Wednesday, 24 March 2010

Villagers want to build within Angkor park


via CAAI News Media

Wednesday, 24 March 2010 15:03 Mom Kunthear and Chrann Chamroeun

EIGHT representatives of more than 3,000 families in Siem Reap province’s Angkor Thom district arrived in Phnom Penh on Tuesday, hoping to call on Prime Minister Hun Sen and the National Assembly to allow them to build new houses within the Angkor temple park.

Koeun Keup, 28, a village representative, said the Apsara Authority, which maintains and administers the ancient temples, has prevented seven villages in Angkor Thom district from constructing new houses.

“The Apsara Authority officials don’t allow us to build more houses in the villages, and they told us that if we want to ... build new houses, we should go and build outside our village,” he said.

He said that the affected villagers had collected thumbprints and planned to present them with a written request to Hun Sen to resolve their problems.

“We don’t need more land, but we just want to have the right to build new houses on our land,” he said.

Koeun Keup said that Apsara Authority officials visit the village every month and pull down any new buildings that have been put up.

Eng Pis, deputy chief of the district’s Samrong commune, said that villagers wanted to build new houses when young couples start new families and leave their parents’ homes.

Soeung Kong, deputy director general of the authority, said that the rules were in place in order to protect the integrity of the ruins.
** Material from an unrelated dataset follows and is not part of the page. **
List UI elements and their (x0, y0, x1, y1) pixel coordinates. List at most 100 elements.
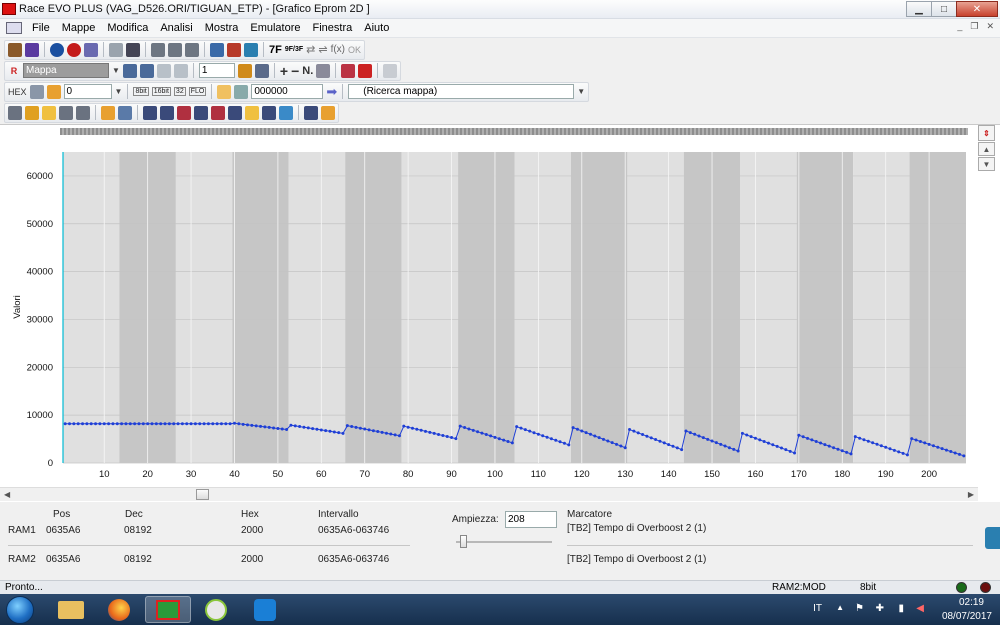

He added that an influx of residents could “severely impact the beauty” of the UNESCO World Heritage site.

“The Apsara Authority is not the decision maker, but just applying the 1994 laws governing the Angkor Wat temple site and the preservation of the World Heritage site, which relates to the protection of beauty around the temple,” he said.

He said that when the laws were passed, around 20,000 people lived in the area, but that a boom in land prices elsewhere since 2000 had created incentives for people to move there. Around 100,000 people now live in the vicinity of the temples, he said.